I need a Regex script that marks position of duplicates (line numbers, field) of a csv file in a new, updated file.
EXAMPLE
1 First Second Third
2 First 2 Third
3 First Second Third
4 First 2 Third
5 Different New Third
I need to find duplicates by field. I can specify which fields to check. (TS can be specified and delimiter around fields (e.g. “”)
So, if the search is for field 2 duplicates, the search output will be added to the front of the lines (if no duplicates, add fields 2, 3, etc. as blank).

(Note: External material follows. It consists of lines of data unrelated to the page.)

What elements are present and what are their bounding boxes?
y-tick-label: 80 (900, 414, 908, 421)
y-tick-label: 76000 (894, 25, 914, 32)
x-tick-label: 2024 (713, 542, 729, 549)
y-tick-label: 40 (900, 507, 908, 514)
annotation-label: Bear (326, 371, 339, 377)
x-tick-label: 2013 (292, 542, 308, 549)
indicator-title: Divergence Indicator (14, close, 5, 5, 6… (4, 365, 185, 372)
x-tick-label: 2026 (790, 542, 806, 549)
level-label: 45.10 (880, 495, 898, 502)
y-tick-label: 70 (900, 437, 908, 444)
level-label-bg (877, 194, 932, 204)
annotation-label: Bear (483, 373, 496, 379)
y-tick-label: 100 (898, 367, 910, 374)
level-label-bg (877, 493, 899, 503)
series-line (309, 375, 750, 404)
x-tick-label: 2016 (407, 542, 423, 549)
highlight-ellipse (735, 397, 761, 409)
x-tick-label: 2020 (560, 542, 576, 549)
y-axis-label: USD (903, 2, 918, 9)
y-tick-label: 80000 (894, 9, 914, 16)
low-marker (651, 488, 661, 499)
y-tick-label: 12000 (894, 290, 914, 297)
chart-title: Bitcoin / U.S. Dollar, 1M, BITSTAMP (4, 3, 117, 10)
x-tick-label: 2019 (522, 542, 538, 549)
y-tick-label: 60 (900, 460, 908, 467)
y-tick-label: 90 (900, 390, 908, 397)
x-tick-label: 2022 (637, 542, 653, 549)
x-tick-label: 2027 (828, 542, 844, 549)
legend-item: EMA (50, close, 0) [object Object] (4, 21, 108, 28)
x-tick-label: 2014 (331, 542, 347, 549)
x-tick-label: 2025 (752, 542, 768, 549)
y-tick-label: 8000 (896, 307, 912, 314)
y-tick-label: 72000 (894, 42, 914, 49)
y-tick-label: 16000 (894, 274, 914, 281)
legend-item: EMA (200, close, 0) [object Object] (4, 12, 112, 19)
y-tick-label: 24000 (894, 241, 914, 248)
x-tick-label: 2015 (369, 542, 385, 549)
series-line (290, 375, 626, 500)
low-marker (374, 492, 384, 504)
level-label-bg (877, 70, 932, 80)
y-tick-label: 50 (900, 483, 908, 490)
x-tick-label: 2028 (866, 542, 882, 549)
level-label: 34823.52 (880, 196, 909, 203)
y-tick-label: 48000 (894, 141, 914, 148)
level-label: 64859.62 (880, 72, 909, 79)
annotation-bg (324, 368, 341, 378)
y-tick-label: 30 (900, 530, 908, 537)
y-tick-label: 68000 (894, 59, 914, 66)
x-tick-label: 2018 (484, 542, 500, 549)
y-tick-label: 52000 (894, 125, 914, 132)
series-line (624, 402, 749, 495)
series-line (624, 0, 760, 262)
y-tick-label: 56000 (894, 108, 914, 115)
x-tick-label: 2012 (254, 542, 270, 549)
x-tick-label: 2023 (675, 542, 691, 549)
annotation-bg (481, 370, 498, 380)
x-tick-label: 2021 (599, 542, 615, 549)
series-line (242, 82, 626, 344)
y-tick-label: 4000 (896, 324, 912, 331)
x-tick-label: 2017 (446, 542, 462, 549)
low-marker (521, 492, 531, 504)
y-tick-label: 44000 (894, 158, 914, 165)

EXAMPLE – checking three (2,3,4) fields
OUTPUT :
Line number 2nd field’s duplicate line 3rd field’s duplicate line, 4th field’s duplicate line (etc.) 2nd Field, 3rd Field, etc.
1 1,2,3,4 1,3 1,2,3,4,5 First Second Third
2 1,2,3,4 2,4 1,2,3,4,5 First 2 Third
3 1,2,3,4 1,3 1,2,3,4,5 First Second Third
4 1,2,3,4 2,4 1,2,3,4,5 First 2 Third
5 1,2,3,4,5 Different New Third
SECOND PROJECT
Linux web page search (local or server script)
Start search and download of pages
Convert character encoding
Remove (html) tags and other code
Extract strings (consecutive characters) within a certain range of Unicode code points into files with web URL address in header line.